Last year saw the highest volume of mortgage refinancing since 2003 thanks to historically low interest rates, but according to the federal government, millions of low-income families were not able to take advantage of those low rates.
That could soon change because low-income families whose mortgages are backed by either Fannie Mae or Freddie Mac will soon have a new option for refinancing their mortgage.
The Federal Housing Finance Agency (the government agency that regulates Fannie Mae and Freddie Mac) announced recently that Fannie Mae and Freddie Mac will soon be offering a new refinance option that could save borrowers between $100 and $250 per month.
“Last year saw a spike in refinances, but more than 2 million low-income families did not take advantage of the record low mortgage rates by refinancing,” FHFA Director Mark Calabria said in a statement. “This new refinance option is designed to help eligible borrowers who have not already refinanced save between $1,200 and $3,000 a year on their mortgage payment.”
According to the FHFA, the new refinance option is limited to certain borrowers, but features both a reduced interest rate and a lower monthly payment than those borrowers have now.
To qualify for the new refinance option, a borrower must (details from the FHFA):
- Have a 1-unit single-family mortgage that backed by Fannie or Freddie and is owner-occupied
- Have an income at or below 80% of the area median income
- Have not missed a payment in the past six months, and no more than one missed payment in the past 12 months
- Not have a mortgage with a loan-to-value ratio greater than 97%, a debt-to-income ratio above 65%, or a FICO credit score lower than 620
According to the FHFA, the program includes a requirement that the lender provide a savings of at least $50 on the borrower’s monthly mortgage payment, and a reduction of at least a 50 basis points (0.50%) on the borrower’s interest rate.
Additionally, the program stipulates that lenders may provide a maximum $500 credit for an appraisal if the borrower is not eligible for an appraisal waiver.
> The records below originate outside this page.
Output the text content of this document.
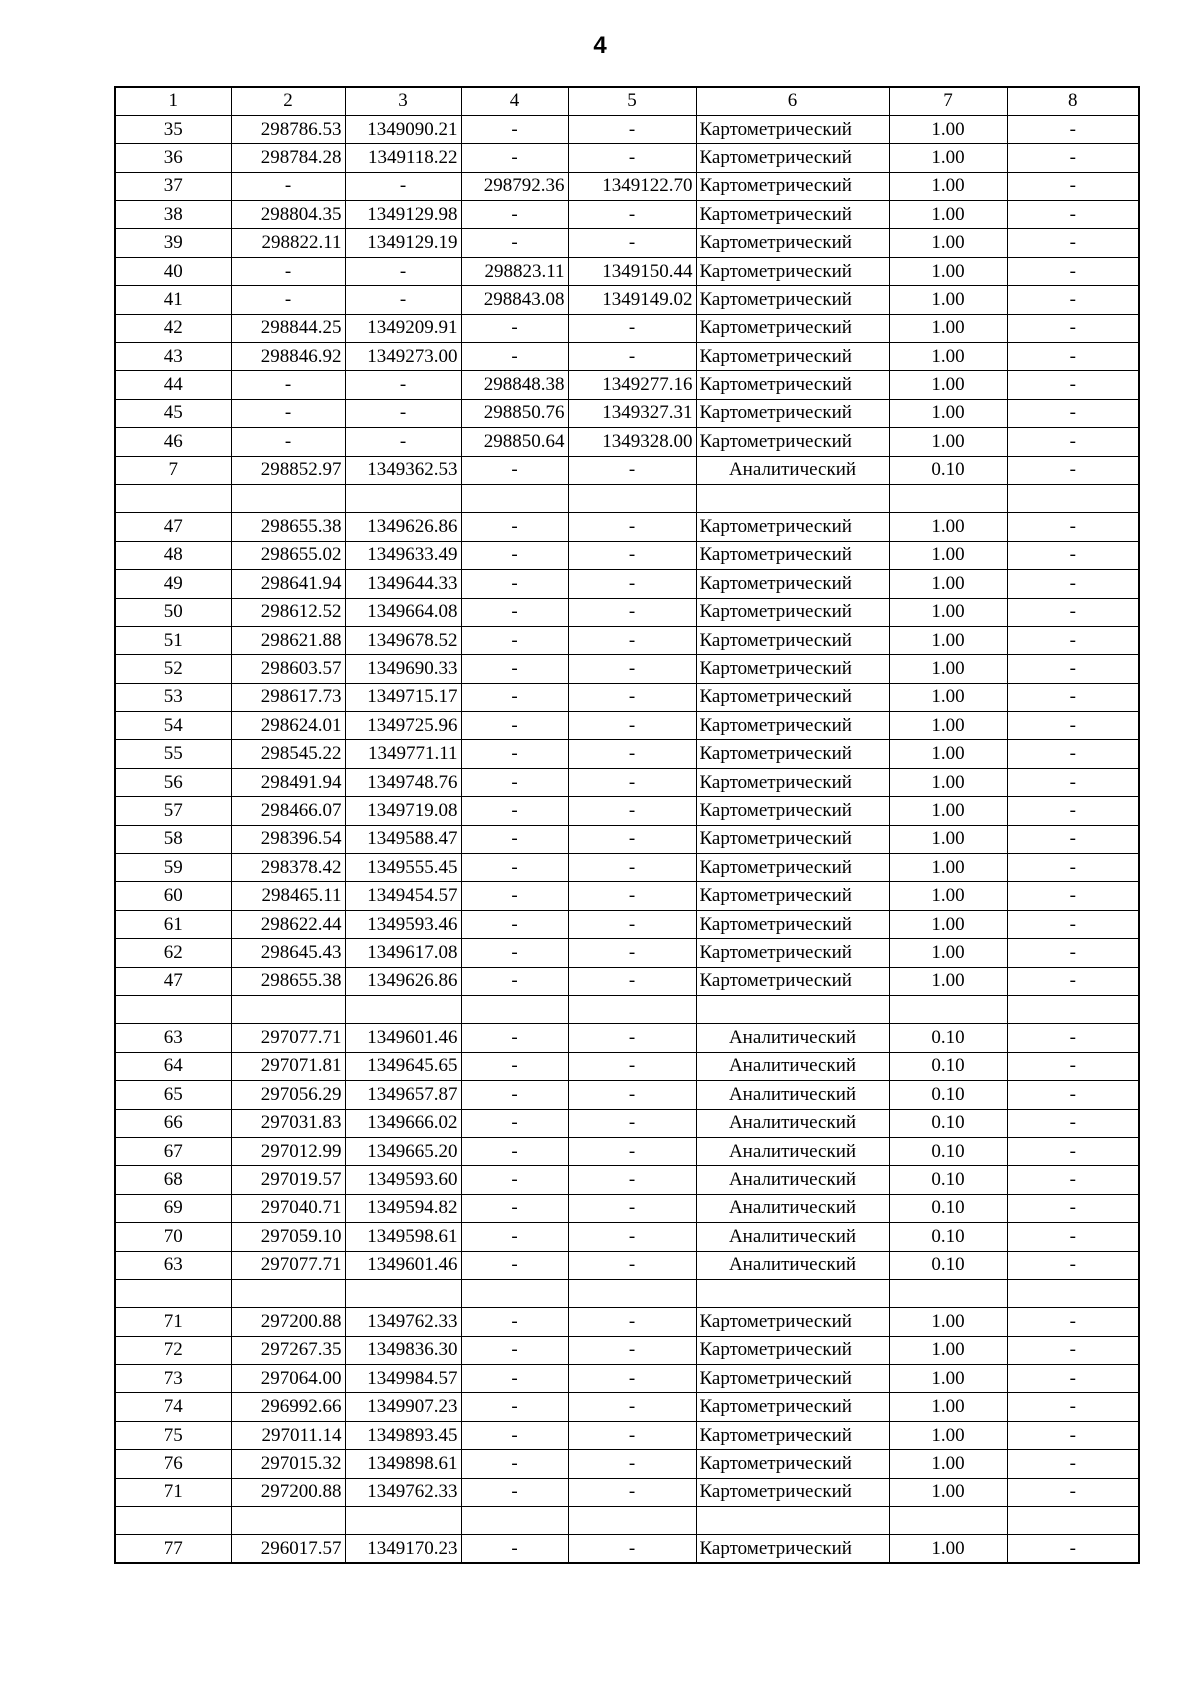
4
1	2	3	4	5	6	7	8
35	298786.53	1349090.21	-	-	Картометрический	1.00	-
36	298784.28	1349118.22	-	-	Картометрический	1.00	-
37	-	-	298792.36	1349122.70	Картометрический	1.00	-
38	298804.35	1349129.98	-	-	Картометрический	1.00	-
39	298822.11	1349129.19	-	-	Картометрический	1.00	-
40	-	-	298823.11	1349150.44	Картометрический	1.00	-
41	-	-	298843.08	1349149.02	Картометрический	1.00	-
42	298844.25	1349209.91	-	-	Картометрический	1.00	-
43	298846.92	1349273.00	-	-	Картометрический	1.00	-
44	-	-	298848.38	1349277.16	Картометрический	1.00	-
45	-	-	298850.76	1349327.31	Картометрический	1.00	-
46	-	-	298850.64	1349328.00	Картометрический	1.00	-
7	298852.97	1349362.53	-	-	Аналитический	0.10	-

47	298655.38	1349626.86	-	-	Картометрический	1.00	-
48	298655.02	1349633.49	-	-	Картометрический	1.00	-
49	298641.94	1349644.33	-	-	Картометрический	1.00	-
50	298612.52	1349664.08	-	-	Картометрический	1.00	-
51	298621.88	1349678.52	-	-	Картометрический	1.00	-
52	298603.57	1349690.33	-	-	Картометрический	1.00	-
53	298617.73	1349715.17	-	-	Картометрический	1.00	-
54	298624.01	1349725.96	-	-	Картометрический	1.00	-
55	298545.22	1349771.11	-	-	Картометрический	1.00	-
56	298491.94	1349748.76	-	-	Картометрический	1.00	-
57	298466.07	1349719.08	-	-	Картометрический	1.00	-
58	298396.54	1349588.47	-	-	Картометрический	1.00	-
59	298378.42	1349555.45	-	-	Картометрический	1.00	-
60	298465.11	1349454.57	-	-	Картометрический	1.00	-
61	298622.44	1349593.46	-	-	Картометрический	1.00	-
62	298645.43	1349617.08	-	-	Картометрический	1.00	-
47	298655.38	1349626.86	-	-	Картометрический	1.00	-

63	297077.71	1349601.46	-	-	Аналитический	0.10	-
64	297071.81	1349645.65	-	-	Аналитический	0.10	-
65	297056.29	1349657.87	-	-	Аналитический	0.10	-
66	297031.83	1349666.02	-	-	Аналитический	0.10	-
67	297012.99	1349665.20	-	-	Аналитический	0.10	-
68	297019.57	1349593.60	-	-	Аналитический	0.10	-
69	297040.71	1349594.82	-	-	Аналитический	0.10	-
70	297059.10	1349598.61	-	-	Аналитический	0.10	-
63	297077.71	1349601.46	-	-	Аналитический	0.10	-

71	297200.88	1349762.33	-	-	Картометрический	1.00	-
72	297267.35	1349836.30	-	-	Картометрический	1.00	-
73	297064.00	1349984.57	-	-	Картометрический	1.00	-
74	296992.66	1349907.23	-	-	Картометрический	1.00	-
75	297011.14	1349893.45	-	-	Картометрический	1.00	-
76	297015.32	1349898.61	-	-	Картометрический	1.00	-
71	297200.88	1349762.33	-	-	Картометрический	1.00	-

77	296017.57	1349170.23	-	-	Картометрический	1.00	-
Fannie or Freddie will then provide the lender a credit of $500 when loan is sold to one of the government-sponsored enterprises.
Beyond that, the GSEs will grant a waiver of the 50-basis-point up-front adverse market refinance fee for borrowers with loan balances at or below $300,000.
Both of the GSEs welcomed the new refinance option.
“We look forward to implementing Fannie Mae’s new RefiNow option as soon as possible to ensure all eligible homeowners are able to avail themselves of this money saving opportunity,” Fannie Mae CEO Hugh Frater said.
Frater’s sentiments were echoed by Fannie Mae Chairwoman of the Board Sheila Bair.
“Racial and income disparities in refinance take-up rates have persisted for far too long,” Bair said. “With this initiative, we strive to narrow the gap. We thank FHFA for its strong leadership to help all eligible homeowners reduce their monthly housing costs by taking advantage of the historically low mortgage interest rates.”
Donna Corley, Executive Vice President and Head of Single-Family Business at Freddie Mac, said that the company is looking forward to providing this option for certain borrowers.
“Millions of homeowners have benefited from refinancing to reduce their monthly mortgage payment and build long-term wealth. Freddie Mac’s new Refi Possible mortgage creates more equitable opportunities by making it easier for homeowners in lower income brackets to refinance their mortgage,” Corley said.
“Refi Possible reaches many homeowners who can benefit from refinancing and provides flexibilities that incentivize our clients to serve these eligible borrowers moving forward,” Corley continued. “Our goal is to expand access to credit responsibly and make sure we are supporting sustainable homeownership.”
Neither the GSEs nor the FHFA stated an exact date when the program would be available for borrowers, but did state refinance option would be available to eligible borrowers “beginning this summer.”